Entre toutes vos créations, quel est le lien ? 

Quel que soit l’objet, nous développons un esprit moderne intemporel fait pour durer et un langage identique. La mode est toujours présente, en pointillé, dans mes nouvelles créations. Les luminaires Rey ont un abat-jour composé de franges en viscose teintes à la main. Comme dans la haute couture, elles sont nouées, une par une, sur une seule aiguille. Les rubans en porcelaine de la lampe Olga sont accrochés, un à un, sur des anneaux. Dans les bougeoirs en verre déclinés selon quatre formes, en cristal taillé noir ou blanc, on retrouve le blanc de la chemise, le noir de la veste et l’art de la coupe. Je recherche toujours l’émotion comme avec les lampes nomades et vases Lys, où la lumière traverse l’eau et les fleurs.

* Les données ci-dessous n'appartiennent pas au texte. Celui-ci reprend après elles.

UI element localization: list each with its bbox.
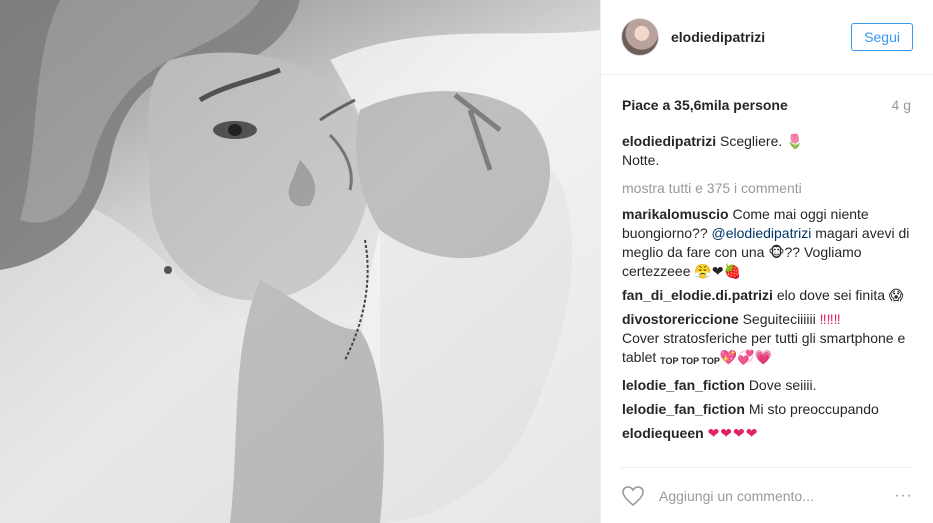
more-options-icon[interactable]: ··· <box>894 487 913 505</box>
comment-username[interactable]: lelodie_fan_fiction <box>622 377 745 393</box>
like-heart-icon[interactable] <box>621 484 645 508</box>
avatar[interactable] <box>621 18 659 56</box>
tulip-emoji: 🌷 <box>786 133 804 149</box>
comments-list: elodiedipatrizi Scegliere. 🌷 Notte. most… <box>622 132 913 448</box>
likes-row: Piace a 35,6mila persone 4 g <box>622 97 911 113</box>
comment-item: fan_di_elodie.di.patrizi elo dove sei fi… <box>622 286 913 305</box>
angry-face-emoji: 😤 <box>694 263 712 279</box>
comment-username[interactable]: marikalomuscio <box>622 206 729 222</box>
comment-text: Mi sto preoccupando <box>748 401 879 417</box>
post-photo[interactable] <box>0 0 600 523</box>
monkey-emoji: 🐵 <box>768 244 785 260</box>
post-sidebar: elodiedipatrizi Segui Piace a 35,6mila p… <box>600 0 933 523</box>
add-comment-input[interactable] <box>657 486 895 505</box>
comment-bar: ··· <box>621 467 913 523</box>
strawberry-emoji: 🍓 <box>723 263 741 279</box>
pink-hearts-emoji: 💖💞💗 <box>719 349 773 365</box>
comment-mention[interactable]: @elodiedipatrizi <box>712 225 812 241</box>
comment-username[interactable]: divostorericcione <box>622 311 739 327</box>
likes-count[interactable]: Piace a 35,6mila persone <box>622 97 788 113</box>
follow-button[interactable]: Segui <box>851 23 913 51</box>
top-arrow-icon: TOP TOP TOP <box>660 356 720 366</box>
comment-username[interactable]: fan_di_elodie.di.patrizi <box>622 287 773 303</box>
post-header: elodiedipatrizi Segui <box>601 0 933 75</box>
comment-item: elodiequeen ❤❤❤❤ <box>622 424 913 443</box>
comment-text: Dove seiiii. <box>748 377 817 393</box>
caption-text-line2: Notte. <box>622 152 660 168</box>
comment-text: elo dove sei finita <box>776 287 889 303</box>
comment-item: lelodie_fan_fiction Mi sto preoccupando <box>622 400 913 419</box>
double-exclamation-emoji: ‼‼‼ <box>819 311 841 327</box>
comment-text: Seguiteciiiiii <box>742 311 820 327</box>
comment-username[interactable]: elodiequeen <box>622 425 704 441</box>
instagram-post: elodiedipatrizi Segui Piace a 35,6mila p… <box>0 0 933 523</box>
comment-username[interactable]: lelodie_fan_fiction <box>622 401 745 417</box>
username-link[interactable]: elodiedipatrizi <box>671 29 851 45</box>
comment-item: lelodie_fan_fiction Dove seiiii. <box>622 376 913 395</box>
heart-emoji: ❤ <box>711 263 724 279</box>
red-hearts-emoji: ❤❤❤❤ <box>707 425 759 441</box>
post-photo-image <box>0 0 600 523</box>
comment-item: marikalomuscio Come mai oggi niente buon… <box>622 205 913 281</box>
load-more-comments[interactable]: mostra tutti e 375 i commenti <box>622 179 913 198</box>
comment-item: divostorericcione Seguiteciiiiii ‼‼‼ Cov… <box>622 310 913 371</box>
screaming-face-emoji: 😱 <box>888 287 904 303</box>
post-timestamp[interactable]: 4 g <box>892 97 911 113</box>
caption-text: Scegliere. <box>720 133 787 149</box>
post-caption: elodiedipatrizi Scegliere. 🌷 Notte. <box>622 132 913 170</box>
caption-username[interactable]: elodiedipatrizi <box>622 133 716 149</box>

Comment conciliez-vous innovation et durabilité ?

Dans l’exposition présentée à Florence, entre les 46 silhouettes de mode, on ne distinguait pas les collections anciennes de celles plus récentes. L’âme de mon travail reste la même et mes références sont identiques. Les objets de design sont réalisés dans des matières nobles de qualité mais pas élitistes (Il faut tout de même compter environ 900 € pour une chaise et 15 000 € pour un canapé, NDLR). Nous pensons avec nos mains, tels des sculpteurs qui jonglent entre différents matériaux. Nous passons du textile au verre, à la céramique, au métal ou au bois, cherchant constamment à créer quelque chose de nouveau. Au fil des années, nous avons construit notre propre univers, loin des tendances. Les meubles ne sont pas un point de départ, mais s’inscrivent dans un vaste travail en cours. Ils restent fidèles à notre style esthétique caractéristique. Comme dans toutes nos créations précédentes, un jeu d’ombre et de lumière est clairement présent, de même qu’une sorte de nonchalance raffinée. Nous créons ce que nous aimons, sur mesure, pour des consommateurs, riches d’esprit, intelligents et engagés, des âmes sœurs pour aller à leur rencontre et partager notre vision. Les pièces suggèrent une idée d’utilisation plutôt que la dicter.

À quoi ressemble votre intérieur ?

Pendant trente ans, nous avons habité dans une petite maison de 1926 au sud d’Anvers. Ce “poème de lumière”, seul bâtiment signé Le Corbusier en Belgique, nous a éduqués. Ce cube blanc, construit pour le peintre René Guiette, et récemment classé au patrimoine mondial de l’Unesco, est devenu la maison de mon fils. Chez nous, les parents quittent la maison et non les enfants. Aujourd’hui, dans notre maison de campagne de style italien, datant de 1860, notre intérieur réunit une combinaison d’éléments glanés au cours de ma vie, des pièces des années 1920, des choses que l’on a fait nous-mêmes parce qu’on ne les a jamais trouvées dans une boutique. Nous aimons bien l’idée de tout dessiner jusqu’à la petite cuillère, à la façon de Brancusi qui fabriquait aussi son propre couteau.